最高裁で弁論『宮本から君へ』助成金取り消し訴訟 原告「日本の文化芸術にとって極めて意義が大きい」

杉本 穂高

杉本 穂高

最高裁で弁論『宮本から君へ』助成金取り消し訴訟 原告「日本の文化芸術にとって極めて意義が大きい」
最高裁での弁論後、記者会見に臨む原告弁護団(10月13日都内/杉本穂高)

出演者が麻薬取締法違反で逮捕されたことを理由に、文化庁所管の独立行政法人「日本芸術文化振興会(芸文振)」が助成金の交付を取りやめたのは違法であるとして、映画『宮本から君へ』を制作した株式会社スターサンズが起こした訴訟の上告審(弁論)が10月13日、最高裁第2小法廷(尾島明裁判長)にて開かれた。

本訴訟は、芸文振が一度内定した助成金1000万円の交付を、出演者の逮捕後に取り消したことは不当であるとして起こされた。一審では、不交付決定は「(行政の)裁量権の範囲の逸脱、またはその乱用にあたり違法」と見なされスターサンズ側が勝訴したが、二審では助成金の交付に関する芸文振の裁量権を広く認める判決が下され、芸文振側の逆転勝訴となった。スターサンズ側はこれを不服として上告、最高裁で争われることとなった。

最終弁論の争点は?

最高裁弁論で争点となったのは、一審と二審で判断が分かれた芸文振の「裁量権」だ。原告側は、芸術文化の助成金が「公益性の観点」という曖昧な基準で不交付が決定されることは、社会に広く大きな衝撃を与え、過度な萎縮効果を生じさせたと主張。

一方、芸文振は映画出演者の逮捕は、当時広く報道され国民の関心も高い状態であったことから、(映画を助成すると)国が違法薬物犯罪に対して寛容な態度だと思われかねないため、交付の取り消しは裁量権の合理的な行使であると主張した。

原告側は、本事案は直接的には助成金交付に関わるものだが、実質的に憲法問題も含んでいるとして、憲法21条1項が保証する「表現の自由」の侵害に当たり得るという法学者蟻川恒正教授(日本大学法科大学院)の意見書を提出。「公益性」は規制する権力側のさじ加減で拡大解釈が可能な曖昧な概念であり、さまざまな表現活動が規制される恐れがあると述べた。

一度内定した助成金交付を覆す処分を行う場合はあくまで例外であり、公益性が考慮されるとしても極めて厳格に判断されるべきであり、本件の場合なら麻薬の広がりを抑制する見地から放置できないほどの悪影響があると判断できなければならないとした。

文化助成について初の最高裁判例となる

原告弁護団は、弁論後に司法記者クラブにて記者会見を行った。

芸文振側は弁論の中で、助成金交付の取り消しによってスターサンズ側が被った損害は限定的だったと主張、その根拠として『宮本から君へ』は交付金を受け取る際にはすでに完成していたことや不交付となっても劇場公開され、さらに出演者の事務所から損害金として1000万円を受け取ったことを挙げた。

しかし弁護団は会見で、この主張は実態に即していないと反論。
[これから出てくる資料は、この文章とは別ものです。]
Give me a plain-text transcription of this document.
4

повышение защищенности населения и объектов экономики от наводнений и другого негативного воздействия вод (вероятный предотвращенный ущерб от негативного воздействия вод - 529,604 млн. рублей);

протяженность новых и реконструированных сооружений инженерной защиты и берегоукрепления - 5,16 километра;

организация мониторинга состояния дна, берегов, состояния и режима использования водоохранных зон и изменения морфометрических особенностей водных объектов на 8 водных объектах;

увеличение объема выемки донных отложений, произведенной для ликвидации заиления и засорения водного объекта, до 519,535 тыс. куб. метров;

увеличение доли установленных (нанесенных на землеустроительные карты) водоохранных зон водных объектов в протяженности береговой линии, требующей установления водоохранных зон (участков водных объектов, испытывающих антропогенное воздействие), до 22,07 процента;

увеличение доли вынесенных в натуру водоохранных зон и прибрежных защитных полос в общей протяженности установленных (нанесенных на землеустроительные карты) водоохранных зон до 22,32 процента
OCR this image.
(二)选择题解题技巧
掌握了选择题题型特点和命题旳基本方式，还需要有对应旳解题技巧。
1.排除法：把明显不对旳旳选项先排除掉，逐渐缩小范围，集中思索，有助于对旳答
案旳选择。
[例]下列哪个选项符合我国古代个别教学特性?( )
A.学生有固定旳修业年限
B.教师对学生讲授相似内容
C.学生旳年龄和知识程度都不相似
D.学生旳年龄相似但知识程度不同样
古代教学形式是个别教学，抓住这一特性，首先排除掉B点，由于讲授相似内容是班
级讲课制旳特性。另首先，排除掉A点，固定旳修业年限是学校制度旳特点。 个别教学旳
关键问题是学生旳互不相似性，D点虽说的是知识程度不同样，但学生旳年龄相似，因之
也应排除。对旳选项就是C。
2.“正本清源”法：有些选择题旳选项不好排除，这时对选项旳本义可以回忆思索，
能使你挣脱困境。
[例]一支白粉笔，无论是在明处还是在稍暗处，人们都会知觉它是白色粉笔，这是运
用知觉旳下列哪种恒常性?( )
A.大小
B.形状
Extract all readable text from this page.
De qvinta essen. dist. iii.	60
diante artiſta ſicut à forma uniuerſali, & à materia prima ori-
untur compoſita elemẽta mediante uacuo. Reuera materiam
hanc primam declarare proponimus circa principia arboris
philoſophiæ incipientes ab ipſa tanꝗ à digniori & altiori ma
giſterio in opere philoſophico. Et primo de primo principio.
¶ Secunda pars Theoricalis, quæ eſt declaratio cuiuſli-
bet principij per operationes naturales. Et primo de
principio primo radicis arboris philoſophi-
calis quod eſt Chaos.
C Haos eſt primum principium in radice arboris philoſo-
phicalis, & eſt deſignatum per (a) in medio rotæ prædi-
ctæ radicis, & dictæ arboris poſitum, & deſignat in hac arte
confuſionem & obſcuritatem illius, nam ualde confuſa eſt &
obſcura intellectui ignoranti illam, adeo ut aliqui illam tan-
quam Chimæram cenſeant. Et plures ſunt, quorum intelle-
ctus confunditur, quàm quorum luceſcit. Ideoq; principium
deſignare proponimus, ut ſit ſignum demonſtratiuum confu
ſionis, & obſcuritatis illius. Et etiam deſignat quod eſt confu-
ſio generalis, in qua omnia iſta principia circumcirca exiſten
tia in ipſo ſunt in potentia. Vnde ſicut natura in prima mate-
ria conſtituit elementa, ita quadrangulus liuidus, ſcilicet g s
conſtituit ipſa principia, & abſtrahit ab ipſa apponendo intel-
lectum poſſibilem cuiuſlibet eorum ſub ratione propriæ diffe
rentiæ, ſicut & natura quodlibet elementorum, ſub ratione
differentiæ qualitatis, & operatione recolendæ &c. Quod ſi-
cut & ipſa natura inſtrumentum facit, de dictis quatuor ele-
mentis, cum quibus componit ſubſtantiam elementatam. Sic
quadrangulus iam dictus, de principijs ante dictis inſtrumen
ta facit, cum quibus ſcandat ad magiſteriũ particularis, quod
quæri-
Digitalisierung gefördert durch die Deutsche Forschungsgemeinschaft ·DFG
スターサンズが事務所から損害金を受け取ったのは不交付処分から半年後であり、その期間、資金のやりくりは非常に苦しく、予算不足で満足な宣伝活動ができなかったという。芸文振側がそうした事実を無視しているのは遺憾だとした。

また、本裁判は芸術文化の助成のあり方について、初めて最高裁が判断をくだすことになるため、日本の文化芸術にとって極めて意義が大きなものになるという。

二審の原判決が確定してしまうと「公益性(の定義)が極めて曖昧かつ不明確であり、公益性の名のもとで政治的メッセージを含んだ作品が規制されかねない」と弁護団は懸念する。助成金の取り消しは直接的に表現の検閲とはならないが、畏縮をまねくという点で実質的に表現の自由を侵害する恐れがあるとする。

判決の見通しについて弁護団の伊藤真弁護士は、「裁判長から公益性の枠組みに関する補充質問もあったことから、公益性の基準を明確にした上で今回の処分には蓋然(がいぜん)性がないと判断してくれるのではと期待している」と話す。

訴訟を提起した当時のスターサンズ代表、河村光庸氏は昨年亡くなっている。弁護団の四宮隆史弁護士は、「河村さんが示した表現の自由を守る思いが結実するのかと思うと感慨深い」と語った。

判決は11月17日に下される予定だ。